Back on dry land, Planchart has built a name for himself as @theEHRguy on Twitter and his own blog. He founded and moderates the crowd-sourced #HIT100 industry recognition list. And he'll be covering HIMSS15 as one of the show's elite Social Media Ambassadors.

He learned about the power of social media back in 2009. In trying to solve an important radiology interoperability problem, he connected with a key interop standards committee member on Twitter and networked his way to other "big guns" who were eventually able to help him solve the issue.

"From there on, it was my go-to place to follow everything that was happening in interoperability," he remembers. It organically grew into a veritable focus group of everything in healthcare he cared about.

Since then, he's noticed a theme in health IT: "We don't have a lack of interoperability because of a lack of standards and technology (HL7, DICOM, IHE)." Rather it's a lack of willingness. Vendors have been motivated by competition to lock in their customers. So they strike out on their own, develop one-size-fits-all solutions and in doing so create data silos.
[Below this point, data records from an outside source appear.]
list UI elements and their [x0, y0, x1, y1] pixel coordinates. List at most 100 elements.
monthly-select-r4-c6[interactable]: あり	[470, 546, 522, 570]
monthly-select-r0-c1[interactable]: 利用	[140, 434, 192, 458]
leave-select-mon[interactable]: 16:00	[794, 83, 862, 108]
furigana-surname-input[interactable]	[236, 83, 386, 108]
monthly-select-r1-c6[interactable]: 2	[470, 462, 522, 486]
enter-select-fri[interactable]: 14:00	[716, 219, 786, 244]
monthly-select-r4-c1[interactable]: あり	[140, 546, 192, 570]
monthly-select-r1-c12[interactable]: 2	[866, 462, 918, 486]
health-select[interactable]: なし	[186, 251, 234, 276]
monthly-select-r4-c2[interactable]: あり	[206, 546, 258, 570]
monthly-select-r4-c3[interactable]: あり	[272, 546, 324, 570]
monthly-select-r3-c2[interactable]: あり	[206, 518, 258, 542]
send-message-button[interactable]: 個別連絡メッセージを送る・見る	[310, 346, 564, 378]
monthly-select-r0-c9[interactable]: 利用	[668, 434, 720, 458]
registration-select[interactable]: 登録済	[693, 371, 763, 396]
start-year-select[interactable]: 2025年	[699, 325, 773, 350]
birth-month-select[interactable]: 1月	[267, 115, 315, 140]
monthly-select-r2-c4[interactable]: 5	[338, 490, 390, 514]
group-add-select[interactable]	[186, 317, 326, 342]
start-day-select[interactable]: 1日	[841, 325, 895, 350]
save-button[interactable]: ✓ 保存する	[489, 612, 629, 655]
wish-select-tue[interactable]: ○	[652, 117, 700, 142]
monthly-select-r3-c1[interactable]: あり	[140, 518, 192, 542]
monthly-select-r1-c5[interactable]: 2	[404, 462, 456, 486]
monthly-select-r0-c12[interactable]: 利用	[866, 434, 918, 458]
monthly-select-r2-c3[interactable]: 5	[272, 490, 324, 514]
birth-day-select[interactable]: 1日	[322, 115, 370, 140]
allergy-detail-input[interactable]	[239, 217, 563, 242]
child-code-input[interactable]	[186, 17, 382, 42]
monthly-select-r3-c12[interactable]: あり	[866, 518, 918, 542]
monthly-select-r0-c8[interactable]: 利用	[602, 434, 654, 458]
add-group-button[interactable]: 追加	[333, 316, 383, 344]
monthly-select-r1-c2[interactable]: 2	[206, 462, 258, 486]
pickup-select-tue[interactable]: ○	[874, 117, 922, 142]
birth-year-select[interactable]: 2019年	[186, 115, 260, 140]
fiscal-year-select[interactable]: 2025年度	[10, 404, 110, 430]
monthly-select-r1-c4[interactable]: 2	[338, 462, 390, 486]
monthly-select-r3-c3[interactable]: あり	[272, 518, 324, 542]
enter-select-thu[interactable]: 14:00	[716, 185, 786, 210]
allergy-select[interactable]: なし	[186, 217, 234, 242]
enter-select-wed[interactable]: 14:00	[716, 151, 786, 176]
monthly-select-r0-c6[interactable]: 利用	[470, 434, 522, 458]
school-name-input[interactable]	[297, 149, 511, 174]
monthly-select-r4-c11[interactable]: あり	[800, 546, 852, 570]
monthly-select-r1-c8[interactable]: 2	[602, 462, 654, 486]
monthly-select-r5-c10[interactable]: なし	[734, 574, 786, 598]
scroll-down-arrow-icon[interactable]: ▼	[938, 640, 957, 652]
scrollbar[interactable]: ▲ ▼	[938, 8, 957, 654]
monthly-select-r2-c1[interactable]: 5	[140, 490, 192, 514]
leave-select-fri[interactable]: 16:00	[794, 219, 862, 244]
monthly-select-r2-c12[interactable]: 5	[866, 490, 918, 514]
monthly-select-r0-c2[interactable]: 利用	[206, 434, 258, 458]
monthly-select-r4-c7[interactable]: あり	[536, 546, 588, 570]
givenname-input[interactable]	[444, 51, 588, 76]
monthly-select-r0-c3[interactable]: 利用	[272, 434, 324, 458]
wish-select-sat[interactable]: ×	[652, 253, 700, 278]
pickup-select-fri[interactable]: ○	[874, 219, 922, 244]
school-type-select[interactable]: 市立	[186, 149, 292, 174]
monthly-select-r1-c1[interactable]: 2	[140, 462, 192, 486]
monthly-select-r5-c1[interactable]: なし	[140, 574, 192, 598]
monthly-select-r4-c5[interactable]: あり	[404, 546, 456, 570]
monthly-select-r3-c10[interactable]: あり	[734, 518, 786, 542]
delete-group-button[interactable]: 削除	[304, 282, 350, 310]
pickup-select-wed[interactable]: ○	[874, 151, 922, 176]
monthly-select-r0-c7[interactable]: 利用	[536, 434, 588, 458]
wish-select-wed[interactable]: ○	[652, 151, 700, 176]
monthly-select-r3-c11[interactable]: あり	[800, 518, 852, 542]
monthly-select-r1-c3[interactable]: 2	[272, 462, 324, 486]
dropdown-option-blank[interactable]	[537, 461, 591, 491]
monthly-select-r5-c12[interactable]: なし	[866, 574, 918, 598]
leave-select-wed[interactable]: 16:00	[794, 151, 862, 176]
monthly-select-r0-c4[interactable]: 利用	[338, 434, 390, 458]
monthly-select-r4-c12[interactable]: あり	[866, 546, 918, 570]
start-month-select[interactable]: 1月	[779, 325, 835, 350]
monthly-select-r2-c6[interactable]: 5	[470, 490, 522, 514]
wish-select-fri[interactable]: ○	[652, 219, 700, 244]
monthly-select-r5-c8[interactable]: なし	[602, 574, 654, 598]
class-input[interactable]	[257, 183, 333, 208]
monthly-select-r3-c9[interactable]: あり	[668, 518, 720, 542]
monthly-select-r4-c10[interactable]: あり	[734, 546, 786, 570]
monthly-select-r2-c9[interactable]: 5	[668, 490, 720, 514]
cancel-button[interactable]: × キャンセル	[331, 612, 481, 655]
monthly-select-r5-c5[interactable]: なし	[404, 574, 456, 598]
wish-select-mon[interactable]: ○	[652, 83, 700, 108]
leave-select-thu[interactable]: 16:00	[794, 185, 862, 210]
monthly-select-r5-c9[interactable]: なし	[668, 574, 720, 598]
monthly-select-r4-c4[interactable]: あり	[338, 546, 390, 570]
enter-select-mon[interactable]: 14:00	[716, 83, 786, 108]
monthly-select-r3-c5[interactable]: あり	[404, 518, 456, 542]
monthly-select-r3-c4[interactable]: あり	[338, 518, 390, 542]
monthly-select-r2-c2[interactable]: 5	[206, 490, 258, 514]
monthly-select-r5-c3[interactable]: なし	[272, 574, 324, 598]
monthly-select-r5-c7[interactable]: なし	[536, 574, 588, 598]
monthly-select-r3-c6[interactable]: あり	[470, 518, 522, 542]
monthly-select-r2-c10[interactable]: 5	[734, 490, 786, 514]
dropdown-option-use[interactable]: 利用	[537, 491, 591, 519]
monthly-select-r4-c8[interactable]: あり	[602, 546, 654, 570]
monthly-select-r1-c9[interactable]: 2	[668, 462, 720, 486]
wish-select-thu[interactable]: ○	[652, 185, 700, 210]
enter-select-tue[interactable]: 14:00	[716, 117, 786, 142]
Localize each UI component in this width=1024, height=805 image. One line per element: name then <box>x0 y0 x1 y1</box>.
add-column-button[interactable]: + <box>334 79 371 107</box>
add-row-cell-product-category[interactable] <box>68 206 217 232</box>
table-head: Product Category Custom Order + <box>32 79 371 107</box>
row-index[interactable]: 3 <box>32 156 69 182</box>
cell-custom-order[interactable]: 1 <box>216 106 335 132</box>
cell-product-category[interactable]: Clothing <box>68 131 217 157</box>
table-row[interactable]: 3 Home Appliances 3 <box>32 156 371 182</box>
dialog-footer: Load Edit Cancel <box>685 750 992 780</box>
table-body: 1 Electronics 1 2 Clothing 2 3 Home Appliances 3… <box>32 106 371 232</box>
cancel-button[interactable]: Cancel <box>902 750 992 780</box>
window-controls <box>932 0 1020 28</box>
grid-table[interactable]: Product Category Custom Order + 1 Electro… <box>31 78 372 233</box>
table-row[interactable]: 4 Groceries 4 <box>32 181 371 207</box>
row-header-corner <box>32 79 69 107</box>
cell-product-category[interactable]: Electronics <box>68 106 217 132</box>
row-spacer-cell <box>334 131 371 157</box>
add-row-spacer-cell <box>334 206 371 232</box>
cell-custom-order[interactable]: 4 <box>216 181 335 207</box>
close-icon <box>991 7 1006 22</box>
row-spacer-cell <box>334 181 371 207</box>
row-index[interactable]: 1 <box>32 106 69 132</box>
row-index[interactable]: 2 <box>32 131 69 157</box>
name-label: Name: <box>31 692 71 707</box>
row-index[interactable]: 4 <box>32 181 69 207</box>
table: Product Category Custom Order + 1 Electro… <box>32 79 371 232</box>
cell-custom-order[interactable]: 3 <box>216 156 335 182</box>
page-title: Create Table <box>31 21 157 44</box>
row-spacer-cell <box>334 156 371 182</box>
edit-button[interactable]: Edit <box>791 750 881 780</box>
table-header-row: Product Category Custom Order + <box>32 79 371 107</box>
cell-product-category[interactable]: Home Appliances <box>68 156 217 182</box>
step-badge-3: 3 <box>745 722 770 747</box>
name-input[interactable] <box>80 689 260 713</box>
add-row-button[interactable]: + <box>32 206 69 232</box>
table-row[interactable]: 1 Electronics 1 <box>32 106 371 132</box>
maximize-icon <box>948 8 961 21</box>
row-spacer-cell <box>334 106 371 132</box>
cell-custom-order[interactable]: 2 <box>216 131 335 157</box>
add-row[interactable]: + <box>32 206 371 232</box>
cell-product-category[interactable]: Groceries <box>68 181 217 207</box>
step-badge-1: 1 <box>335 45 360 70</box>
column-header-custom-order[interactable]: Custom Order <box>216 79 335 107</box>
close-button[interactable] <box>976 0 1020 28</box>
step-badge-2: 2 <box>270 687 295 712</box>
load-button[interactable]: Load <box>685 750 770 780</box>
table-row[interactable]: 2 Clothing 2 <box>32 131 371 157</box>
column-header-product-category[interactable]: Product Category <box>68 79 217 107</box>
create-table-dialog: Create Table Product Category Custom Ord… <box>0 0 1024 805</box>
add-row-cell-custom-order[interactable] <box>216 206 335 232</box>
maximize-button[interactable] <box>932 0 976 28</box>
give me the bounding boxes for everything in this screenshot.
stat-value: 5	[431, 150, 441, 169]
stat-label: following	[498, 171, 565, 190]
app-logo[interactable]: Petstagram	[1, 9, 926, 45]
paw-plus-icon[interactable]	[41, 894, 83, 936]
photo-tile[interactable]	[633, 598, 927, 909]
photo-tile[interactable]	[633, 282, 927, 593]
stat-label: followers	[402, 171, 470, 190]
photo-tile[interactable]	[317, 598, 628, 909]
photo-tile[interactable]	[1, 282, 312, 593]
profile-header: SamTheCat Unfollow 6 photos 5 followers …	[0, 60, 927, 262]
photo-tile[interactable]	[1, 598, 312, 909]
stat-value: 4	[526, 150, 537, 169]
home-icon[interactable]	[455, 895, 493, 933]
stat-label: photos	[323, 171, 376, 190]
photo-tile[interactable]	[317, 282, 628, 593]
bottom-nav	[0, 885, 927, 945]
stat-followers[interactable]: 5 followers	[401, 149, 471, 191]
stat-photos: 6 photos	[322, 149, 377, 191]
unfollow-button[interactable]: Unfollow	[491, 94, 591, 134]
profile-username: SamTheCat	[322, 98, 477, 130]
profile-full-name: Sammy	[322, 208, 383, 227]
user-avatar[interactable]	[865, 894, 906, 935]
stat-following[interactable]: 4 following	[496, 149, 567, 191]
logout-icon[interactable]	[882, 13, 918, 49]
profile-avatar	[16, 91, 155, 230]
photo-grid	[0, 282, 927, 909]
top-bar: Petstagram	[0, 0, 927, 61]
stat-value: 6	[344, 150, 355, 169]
Ironically, these same vendors participate in interoperability organizations — not necessarily to create interoperability, but as Planchart states, "to make sure that what gets improved doesn't impact their bottom line business objectives."

Planchart's solution requires a change in perspective. He suggests that healthcare data doesn't belong to a particular vendor or healthcare organization, but to the patients. And only the EHR software companies that recognize this and partner with each other will survive.

Planchart names these as the three most critical factors in healthcare's increasing complexity: 1) $60 trillion dollars in national debt, 2) $3 trillion dollars in annual healthcare costs, expected to grow six percent annually each of the next eight years and 3) our aging Baby Boomer population.

Speaking of population health, he asks us to consider the 117 million Americans currently living with a chronic disease — a quarter of which are living with multiple. "That's a big number that's going to require healthcare services,” he said. “And the only way healthcare can serve that huge population is by diversifying itself and creating models that are sustainable."

What about the Meaningful Use factor?

"The government pushing it may help; but if there's not a willingness in the industry to create this sharable backbone of healthcare information, then it will be very difficult to achieve — or it will be very painful and the results might be mediocre,” he said, adding that the true answer lies in our approach to data analysis. "We don't have to understand the data from a particular patient or disease, but from a collective of patients and a combination of diseases. We have to treat them in a holistic way. And the only way to do that is through the sharing of the data between the care providers."